As to, why the fourth element: the Young modulus against density. Such has kind of been a thing around these here parts. This is why anhydrous glass elsewhere - one reason. For smaller chassis-es Delta prefers this to titanium. I mean, why not, for unmanned craft; frankly all metals will get our monkeys nuked outside our magnetic shield.

Beryllium also promises heat capacity. After storing the heat, a sat can expel the heat for short bursts of high Isp. No nukes! (Just the, uh, beryllium.) Also no radiators, since this whole setup is the radiator.

This would seem excellent for station-keeping an unmanned sat. Assuming you couldn't use a sail and the sat didn't need to be cooled unreasonably low. Lunar-orbital course-corrections? Solar flybys with Oberth?
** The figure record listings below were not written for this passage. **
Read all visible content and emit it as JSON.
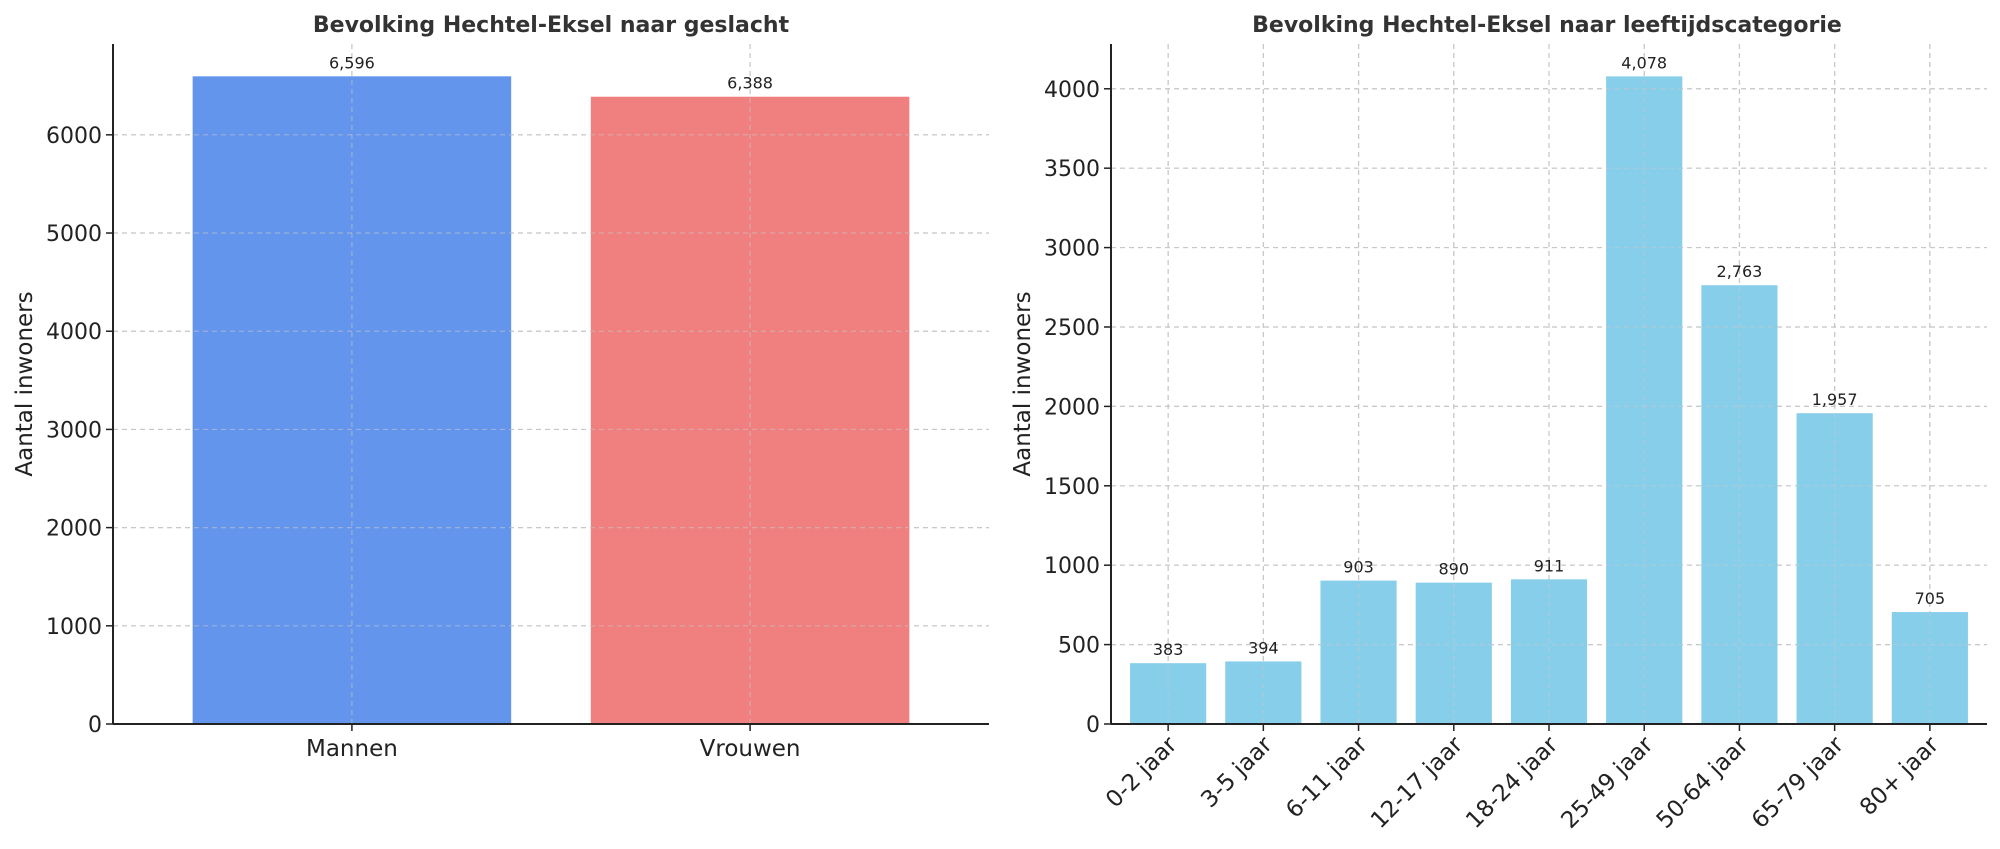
{
  "chart_data": [
    {
      "type": "bar",
      "title": "Bevolking Hechtel-Eksel naar geslacht",
      "xlabel": "",
      "ylabel": "Aantal inwoners",
      "categories": [
        "Mannen",
        "Vrouwen"
      ],
      "values": [
        6596,
        6388
      ],
      "data_labels": [
        "6,596",
        "6,388"
      ],
      "colors": [
        "#6495ED",
        "#F08080"
      ],
      "ylim": [
        0,
        6925
      ],
      "yticks": [
        0,
        1000,
        2000,
        3000,
        4000,
        5000,
        6000
      ],
      "grid": true,
      "legend": "none"
    },
    {
      "type": "bar",
      "title": "Bevolking Hechtel-Eksel naar leeftijdscategorie",
      "xlabel": "",
      "ylabel": "Aantal inwoners",
      "categories": [
        "0-2 jaar",
        "3-5 jaar",
        "6-11 jaar",
        "12-17 jaar",
        "18-24 jaar",
        "25-49 jaar",
        "50-64 jaar",
        "65-79 jaar",
        "80+ jaar"
      ],
      "values": [
        383,
        394,
        903,
        890,
        911,
        4078,
        2763,
        1957,
        705
      ],
      "data_labels": [
        "383",
        "394",
        "903",
        "890",
        "911",
        "4,078",
        "2,763",
        "1,957",
        "705"
      ],
      "colors": [
        "#87CEEB"
      ],
      "ylim": [
        0,
        4282
      ],
      "yticks": [
        0,
        500,
        1000,
        1500,
        2000,
        2500,
        3000,
        3500,
        4000
      ],
      "grid": true,
      "legend": "none"
    }
  ]
}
Now: I've had trouble lately with Google AI. Lately it has hallucinated D&D modules HWA4-7 which never existed (nor should they). Here, take the following with grains of the sodium chloride.

Beryllium is Toray-esque brittle under 300° C (2-4% elasticity) but above that gets more "ductile". Melts at 1284°. Compare silica 1713°. I think the deal with "heat capacity" is that the metal will take a long ass time to push over that limit before it finally gives up and melts.

As far as, where to mine it: I think Asimov was under the (correct) impression that it would accumulate in the asteroids. For the smaller C types it does not concentrate in veins; but the larger ones might differentiate. Asimov didn't know, so projected the beryllium mines for Pallas. Ceres too, I'd recalled; maybe in the first edition of his book, which he subsequently quietly edited out.

Beryllium happens to be lithophilic. That means it should be gathered from regolith in subplanetary crusts. Our own Moon is that; also Vesta. If we were looking for siderophiles like tungsten we'd get that from Psyche or scout out craters.